FDA Warning Addresses Drug Compounding
FDA in a press release Thursday said that it has warned three large pharmacies that they are in violation of federal law by producing and distributing unapproved "compounded" inhalation drugs, USA Today reports. Pharmacies are typically permitted to "compound," or formulate, drugs only when they have legitimate prescriptions for patients who need products not produced by commercial manufacturers.
Legitimate compounding could include the production of dye-free products or liquid dosages for patients who cannot swallow pills. Warnings were issued Wednesday to Orlando, Fla.-based Rotech; Clearwater, Fla.-based CCS Medical; and Reliant Pharmacy Services, owned by home oxygen company Lincare, which had not resolved issues highlighted by the agency in a December 2004 letter.
According to the FDA, the pharmacies violated federal law by compounding brand-name drugs without any proven medical need for doing so.
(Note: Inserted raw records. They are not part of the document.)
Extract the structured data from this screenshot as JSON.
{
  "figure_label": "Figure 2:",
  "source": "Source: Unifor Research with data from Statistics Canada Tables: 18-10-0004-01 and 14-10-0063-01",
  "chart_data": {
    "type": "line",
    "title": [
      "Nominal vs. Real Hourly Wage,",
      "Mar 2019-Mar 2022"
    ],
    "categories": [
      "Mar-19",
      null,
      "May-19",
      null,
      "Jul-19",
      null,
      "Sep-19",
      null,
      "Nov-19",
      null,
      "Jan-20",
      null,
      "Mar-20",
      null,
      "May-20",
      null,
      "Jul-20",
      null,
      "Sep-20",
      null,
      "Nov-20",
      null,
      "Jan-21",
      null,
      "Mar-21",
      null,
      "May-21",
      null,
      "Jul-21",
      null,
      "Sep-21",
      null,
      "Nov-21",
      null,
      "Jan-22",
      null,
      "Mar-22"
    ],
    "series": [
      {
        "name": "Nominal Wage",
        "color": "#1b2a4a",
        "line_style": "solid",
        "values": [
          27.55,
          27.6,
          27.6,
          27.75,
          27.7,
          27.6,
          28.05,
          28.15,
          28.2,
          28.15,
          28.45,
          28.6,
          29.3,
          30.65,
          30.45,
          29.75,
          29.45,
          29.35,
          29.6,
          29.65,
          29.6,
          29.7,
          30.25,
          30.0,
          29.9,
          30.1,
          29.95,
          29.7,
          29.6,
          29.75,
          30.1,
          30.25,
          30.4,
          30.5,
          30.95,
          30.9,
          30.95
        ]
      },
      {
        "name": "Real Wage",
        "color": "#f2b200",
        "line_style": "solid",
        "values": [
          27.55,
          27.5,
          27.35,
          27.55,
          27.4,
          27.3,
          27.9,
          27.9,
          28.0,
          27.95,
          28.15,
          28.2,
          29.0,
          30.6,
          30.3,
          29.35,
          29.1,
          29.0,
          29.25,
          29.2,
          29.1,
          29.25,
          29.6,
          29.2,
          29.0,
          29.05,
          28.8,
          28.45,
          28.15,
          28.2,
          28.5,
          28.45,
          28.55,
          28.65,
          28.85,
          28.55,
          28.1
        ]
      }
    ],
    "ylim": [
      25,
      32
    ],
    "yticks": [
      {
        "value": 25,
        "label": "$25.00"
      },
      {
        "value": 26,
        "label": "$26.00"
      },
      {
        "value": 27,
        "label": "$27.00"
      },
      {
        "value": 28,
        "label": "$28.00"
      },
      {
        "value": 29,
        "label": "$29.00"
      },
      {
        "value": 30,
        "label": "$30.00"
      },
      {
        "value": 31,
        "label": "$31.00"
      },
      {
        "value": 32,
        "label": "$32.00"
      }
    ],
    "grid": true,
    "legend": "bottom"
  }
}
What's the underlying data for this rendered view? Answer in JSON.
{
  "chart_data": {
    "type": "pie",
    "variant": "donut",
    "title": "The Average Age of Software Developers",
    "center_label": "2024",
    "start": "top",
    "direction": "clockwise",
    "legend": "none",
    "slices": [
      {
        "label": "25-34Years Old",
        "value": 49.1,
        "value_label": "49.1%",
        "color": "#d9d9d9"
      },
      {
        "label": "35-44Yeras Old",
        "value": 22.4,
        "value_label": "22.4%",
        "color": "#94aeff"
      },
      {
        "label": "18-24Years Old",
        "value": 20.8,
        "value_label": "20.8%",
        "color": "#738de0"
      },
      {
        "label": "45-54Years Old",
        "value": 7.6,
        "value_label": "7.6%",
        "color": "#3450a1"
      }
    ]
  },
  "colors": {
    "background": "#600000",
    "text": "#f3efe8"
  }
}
Specifically, the pharmacies were producing liquids that are poured into devices called nebulizers and inhaled by individuals with respiratory illnesses.
Steve Silverman, assistant director of FDA's Office of Compliance, said the agency expects the companies to either prove they are compounding medications for legitimate medical needs or halt compounding altogether (Appleby, USA TODAY, 8/10).
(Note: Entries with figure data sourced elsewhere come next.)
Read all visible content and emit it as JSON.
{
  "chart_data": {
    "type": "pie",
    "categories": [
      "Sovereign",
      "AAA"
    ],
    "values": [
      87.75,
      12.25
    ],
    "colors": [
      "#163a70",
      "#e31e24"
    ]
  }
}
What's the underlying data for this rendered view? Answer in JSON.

According to Steven Galson, director of FDA's Center for Drug Evaluation and Research, "[c]ompounded inhalation drugs are not reviewed by the FDA for safety and effectiveness, often are not produced according to good drug manufacturing practice and typically are not sterile" (Abruzzese, CQ HealthBeat, 8/10).
Cole Peterson of CCS Medical said that the warning is "inconsistent with prior communication" from FDA and that revenue from the drugs in question was less than $80,000 of the firm's $400 million annual revenue.
Lincare spokesperson Joe Grillo said the company had no comment, and Rotech did not respond to an inquiry from USA Today.
Sen. Charles Grassley (R-Iowa), who last month wrote FDA and Medicare with concerns about the safety of the drugs, on Thursday called FDA's move "a big step in the right direction." He added that Medicare also should help address the problem.
The Consumer Health Alliance for Safe Medication also praised FDA's actions but said there should be more effort put forth to notify patients who have received the potentially risky medications (USA Today, 8/10).